# Picture: A Probabilistic Programming Language for Scene Perception

by Tejas Kulkarni, Pushmeet Kohli, Joshua B Tenebnaum & Vikas Mansigha
CVPR, 2015

### Short Summary

One approach for inferring a label of interest (such as pose, object category etc) is to create a generative model that can render the image($I_R$) from the label ($S$). Now, this rendering can be compared to the original image ($I_D$) to estimate the likelihood $P( I_D | S)$ and the inference thus boils down to $max_S P( I_D | S)$.   The paper addresses the two major barriers in implementing this approach – (1) Use an approximate renderer in place of using a high fidelity generative model which is hard to construct, (2) As $S$ can be high-dimensional performing, data-driven sampling is used to speed up inference of $S$.

### Pros

• Powerful and a generic method for performing inference.

### Cons

• Inference of $S$ relies on the fact that the output of the approximate renderer $I_R$ is close to $I_D$ in some abstract feature space (like ConvNet features). It is unclear whether it is even possible to generate approximate renderers for complex natural scenes that will satisfy this constraint.

### Detailed Review

In order to solve the sampling problem, the generative model is run without any constraints many times (typically 100K).  The visual representations (such as those extracted from a pretrained ConvNet) of the $I_R$ and the parameters used to generate $I_R$ (i.e. $S$) are stored in memory. Now, in order to perform inference – the visual features from the image of interest are computed and are used to index into the memory to find a set of likely $S$ (inspired by the Wake-Sleep Algorithm; called as data-driven proposals in the paper). One can think of this as seed values of $S$ for bootstrapping the inference procedure. Now, standard inference techniques like (MCMC, Blocked Sampling etc) can be used to move around in the space of $S$ (called as proposal moves) using the seed $S$ as the starting point. The $S$ which produces the highest likelihood of the data would be the label prediction. The procedure of caching the representations can be seen as a classic example of trading off computation for memory.

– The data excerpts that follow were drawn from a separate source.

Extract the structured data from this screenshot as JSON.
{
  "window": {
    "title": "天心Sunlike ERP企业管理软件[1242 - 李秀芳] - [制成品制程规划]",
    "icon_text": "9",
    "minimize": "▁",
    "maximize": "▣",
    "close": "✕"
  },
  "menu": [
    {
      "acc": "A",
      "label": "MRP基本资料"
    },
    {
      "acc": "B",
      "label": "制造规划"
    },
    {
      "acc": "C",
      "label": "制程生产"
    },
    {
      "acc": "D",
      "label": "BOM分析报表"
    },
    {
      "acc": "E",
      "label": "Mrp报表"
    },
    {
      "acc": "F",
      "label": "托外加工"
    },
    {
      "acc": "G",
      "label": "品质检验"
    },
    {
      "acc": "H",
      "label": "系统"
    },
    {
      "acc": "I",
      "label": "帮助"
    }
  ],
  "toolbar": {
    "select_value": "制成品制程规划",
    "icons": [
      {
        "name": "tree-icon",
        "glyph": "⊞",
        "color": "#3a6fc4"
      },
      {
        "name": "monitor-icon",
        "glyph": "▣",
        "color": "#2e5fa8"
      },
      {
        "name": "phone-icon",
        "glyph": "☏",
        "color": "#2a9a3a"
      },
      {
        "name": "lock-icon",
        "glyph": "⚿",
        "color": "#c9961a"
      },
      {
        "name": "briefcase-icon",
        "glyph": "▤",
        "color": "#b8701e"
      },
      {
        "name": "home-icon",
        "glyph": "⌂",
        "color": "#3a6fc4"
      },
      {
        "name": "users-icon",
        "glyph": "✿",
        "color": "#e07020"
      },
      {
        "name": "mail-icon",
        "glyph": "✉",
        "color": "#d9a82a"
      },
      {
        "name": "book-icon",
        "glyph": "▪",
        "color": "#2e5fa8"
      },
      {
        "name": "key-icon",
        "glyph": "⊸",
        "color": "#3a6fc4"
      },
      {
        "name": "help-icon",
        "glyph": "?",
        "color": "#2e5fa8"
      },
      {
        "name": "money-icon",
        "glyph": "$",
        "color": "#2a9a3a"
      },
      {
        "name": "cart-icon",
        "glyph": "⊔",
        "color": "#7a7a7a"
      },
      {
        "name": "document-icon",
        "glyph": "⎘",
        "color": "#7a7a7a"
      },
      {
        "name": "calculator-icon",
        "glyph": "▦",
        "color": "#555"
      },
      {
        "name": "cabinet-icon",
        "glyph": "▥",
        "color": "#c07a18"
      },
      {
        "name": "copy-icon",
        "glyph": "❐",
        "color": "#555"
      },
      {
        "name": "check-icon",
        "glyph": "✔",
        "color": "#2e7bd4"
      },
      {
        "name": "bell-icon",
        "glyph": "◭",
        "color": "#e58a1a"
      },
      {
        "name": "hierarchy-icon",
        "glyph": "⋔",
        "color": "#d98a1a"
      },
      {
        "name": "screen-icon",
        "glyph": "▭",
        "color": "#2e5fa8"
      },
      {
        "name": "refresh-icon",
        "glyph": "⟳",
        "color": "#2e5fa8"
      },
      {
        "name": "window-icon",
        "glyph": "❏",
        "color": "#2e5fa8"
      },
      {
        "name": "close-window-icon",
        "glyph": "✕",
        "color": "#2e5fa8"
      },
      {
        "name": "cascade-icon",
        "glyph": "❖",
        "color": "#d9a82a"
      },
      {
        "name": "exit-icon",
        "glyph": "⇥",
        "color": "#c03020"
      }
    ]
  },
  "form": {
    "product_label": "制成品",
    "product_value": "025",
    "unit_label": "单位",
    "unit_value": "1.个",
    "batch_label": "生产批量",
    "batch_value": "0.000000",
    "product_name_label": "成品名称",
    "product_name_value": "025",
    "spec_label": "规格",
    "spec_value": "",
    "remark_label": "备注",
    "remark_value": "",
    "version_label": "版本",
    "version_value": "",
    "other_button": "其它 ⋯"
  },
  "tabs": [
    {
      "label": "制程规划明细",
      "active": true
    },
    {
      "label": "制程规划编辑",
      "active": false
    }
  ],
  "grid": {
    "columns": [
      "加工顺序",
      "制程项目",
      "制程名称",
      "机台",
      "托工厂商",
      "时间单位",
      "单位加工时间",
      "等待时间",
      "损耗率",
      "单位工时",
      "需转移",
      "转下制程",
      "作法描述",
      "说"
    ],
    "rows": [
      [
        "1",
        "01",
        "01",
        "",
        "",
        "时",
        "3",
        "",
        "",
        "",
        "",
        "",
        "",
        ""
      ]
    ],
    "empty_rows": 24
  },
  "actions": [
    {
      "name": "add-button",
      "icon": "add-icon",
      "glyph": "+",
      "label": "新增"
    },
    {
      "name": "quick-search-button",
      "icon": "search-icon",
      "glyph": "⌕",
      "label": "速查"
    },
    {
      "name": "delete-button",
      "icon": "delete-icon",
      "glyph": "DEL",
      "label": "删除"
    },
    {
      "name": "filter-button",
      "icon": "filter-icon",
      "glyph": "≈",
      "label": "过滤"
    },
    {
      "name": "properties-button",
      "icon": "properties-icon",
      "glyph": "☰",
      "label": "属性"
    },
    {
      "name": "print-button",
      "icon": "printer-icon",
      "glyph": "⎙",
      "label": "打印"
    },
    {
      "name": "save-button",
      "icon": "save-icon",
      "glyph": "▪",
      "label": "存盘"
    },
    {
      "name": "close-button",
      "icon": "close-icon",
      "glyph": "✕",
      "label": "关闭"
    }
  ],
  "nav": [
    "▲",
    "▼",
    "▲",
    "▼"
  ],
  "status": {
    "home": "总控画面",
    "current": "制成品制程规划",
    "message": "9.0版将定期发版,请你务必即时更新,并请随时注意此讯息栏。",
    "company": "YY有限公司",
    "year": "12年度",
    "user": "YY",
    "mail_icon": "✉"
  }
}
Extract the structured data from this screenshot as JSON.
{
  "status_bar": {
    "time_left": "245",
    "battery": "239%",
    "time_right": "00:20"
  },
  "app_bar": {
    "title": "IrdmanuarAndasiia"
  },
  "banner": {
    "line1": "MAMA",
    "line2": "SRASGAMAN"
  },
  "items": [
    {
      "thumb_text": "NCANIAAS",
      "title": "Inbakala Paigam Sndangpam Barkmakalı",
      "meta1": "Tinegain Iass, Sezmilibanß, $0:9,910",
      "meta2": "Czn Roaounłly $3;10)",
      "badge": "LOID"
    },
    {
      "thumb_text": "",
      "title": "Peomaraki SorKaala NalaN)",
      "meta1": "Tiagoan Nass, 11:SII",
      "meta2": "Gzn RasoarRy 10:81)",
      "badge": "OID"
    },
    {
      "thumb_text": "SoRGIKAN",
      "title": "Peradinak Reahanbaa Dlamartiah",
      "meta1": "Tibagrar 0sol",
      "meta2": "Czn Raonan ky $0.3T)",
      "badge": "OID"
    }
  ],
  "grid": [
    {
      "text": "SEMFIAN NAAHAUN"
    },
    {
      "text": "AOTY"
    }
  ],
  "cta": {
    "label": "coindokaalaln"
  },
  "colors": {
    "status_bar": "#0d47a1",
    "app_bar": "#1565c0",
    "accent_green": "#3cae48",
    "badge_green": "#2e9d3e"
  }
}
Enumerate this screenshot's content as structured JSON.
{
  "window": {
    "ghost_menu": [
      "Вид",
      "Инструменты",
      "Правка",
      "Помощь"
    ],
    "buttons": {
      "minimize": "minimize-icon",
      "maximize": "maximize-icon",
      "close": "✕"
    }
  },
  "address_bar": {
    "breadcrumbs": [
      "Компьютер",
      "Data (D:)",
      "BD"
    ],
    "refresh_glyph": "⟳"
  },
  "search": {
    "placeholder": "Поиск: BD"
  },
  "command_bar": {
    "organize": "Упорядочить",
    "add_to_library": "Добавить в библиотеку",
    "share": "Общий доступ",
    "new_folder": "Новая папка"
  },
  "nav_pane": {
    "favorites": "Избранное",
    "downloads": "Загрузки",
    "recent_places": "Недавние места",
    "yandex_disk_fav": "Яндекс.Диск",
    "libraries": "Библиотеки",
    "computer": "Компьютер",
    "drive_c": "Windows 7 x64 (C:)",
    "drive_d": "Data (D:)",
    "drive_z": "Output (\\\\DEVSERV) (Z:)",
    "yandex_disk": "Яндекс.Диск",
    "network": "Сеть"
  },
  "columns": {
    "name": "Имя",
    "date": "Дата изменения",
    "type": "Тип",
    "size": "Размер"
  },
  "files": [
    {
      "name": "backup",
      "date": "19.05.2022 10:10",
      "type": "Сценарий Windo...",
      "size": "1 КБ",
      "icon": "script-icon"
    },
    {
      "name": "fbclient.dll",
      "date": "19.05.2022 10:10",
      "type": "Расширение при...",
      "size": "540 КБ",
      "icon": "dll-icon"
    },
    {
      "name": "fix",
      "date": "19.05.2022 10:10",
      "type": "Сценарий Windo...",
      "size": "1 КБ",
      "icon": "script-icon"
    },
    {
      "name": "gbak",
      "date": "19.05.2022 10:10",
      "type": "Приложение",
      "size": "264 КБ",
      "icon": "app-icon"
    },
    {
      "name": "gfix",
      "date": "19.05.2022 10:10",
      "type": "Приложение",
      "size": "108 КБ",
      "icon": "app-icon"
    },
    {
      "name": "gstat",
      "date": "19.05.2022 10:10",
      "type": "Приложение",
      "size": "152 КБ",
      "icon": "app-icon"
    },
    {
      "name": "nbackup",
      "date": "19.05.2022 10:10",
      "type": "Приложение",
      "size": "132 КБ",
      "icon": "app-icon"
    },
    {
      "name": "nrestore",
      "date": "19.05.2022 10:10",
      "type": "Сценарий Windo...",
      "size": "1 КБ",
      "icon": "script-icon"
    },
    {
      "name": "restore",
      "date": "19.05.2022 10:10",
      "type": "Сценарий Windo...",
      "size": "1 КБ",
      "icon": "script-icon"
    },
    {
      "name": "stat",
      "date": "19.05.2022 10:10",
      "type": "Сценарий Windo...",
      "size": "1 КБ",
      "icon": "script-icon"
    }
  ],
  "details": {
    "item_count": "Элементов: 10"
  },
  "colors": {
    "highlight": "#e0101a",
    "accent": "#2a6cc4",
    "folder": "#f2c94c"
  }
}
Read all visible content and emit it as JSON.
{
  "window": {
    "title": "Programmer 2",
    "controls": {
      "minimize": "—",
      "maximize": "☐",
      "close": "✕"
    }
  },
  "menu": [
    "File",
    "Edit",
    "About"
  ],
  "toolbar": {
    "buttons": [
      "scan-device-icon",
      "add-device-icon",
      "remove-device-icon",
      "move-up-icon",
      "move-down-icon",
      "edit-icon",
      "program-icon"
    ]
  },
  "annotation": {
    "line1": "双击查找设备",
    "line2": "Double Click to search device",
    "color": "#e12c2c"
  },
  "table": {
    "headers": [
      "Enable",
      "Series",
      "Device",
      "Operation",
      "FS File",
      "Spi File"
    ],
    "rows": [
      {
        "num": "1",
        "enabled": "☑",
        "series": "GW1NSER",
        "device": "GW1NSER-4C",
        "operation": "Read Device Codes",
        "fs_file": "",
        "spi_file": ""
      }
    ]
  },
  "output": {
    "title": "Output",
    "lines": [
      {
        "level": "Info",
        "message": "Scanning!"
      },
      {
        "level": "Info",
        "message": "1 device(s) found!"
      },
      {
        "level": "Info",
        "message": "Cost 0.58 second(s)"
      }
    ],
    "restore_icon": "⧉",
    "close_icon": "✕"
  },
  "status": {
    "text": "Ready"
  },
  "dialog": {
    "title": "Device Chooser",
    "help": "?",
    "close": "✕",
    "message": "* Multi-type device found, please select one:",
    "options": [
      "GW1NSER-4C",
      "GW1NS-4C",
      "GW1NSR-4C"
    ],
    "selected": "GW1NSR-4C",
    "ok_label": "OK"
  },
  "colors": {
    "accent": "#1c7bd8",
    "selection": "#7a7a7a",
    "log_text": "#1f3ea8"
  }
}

### Suggestion for Future Work

Intuitively it makes sense to bias the proposal moves based on the the difference in representations of $I_R, I_D$. The way it is done in the current paper is by use importance sampling to chose the next $S$ where the importance weights are proportional to the likelihood of the data. An alternative to this sampling strategy would be to use a function approximator (such as a NNet) to predict the next move from the difference in representations of $I_R, I_D$ and the current $S$. This can significantly reduce the inference time by reducing the requirement of sampling.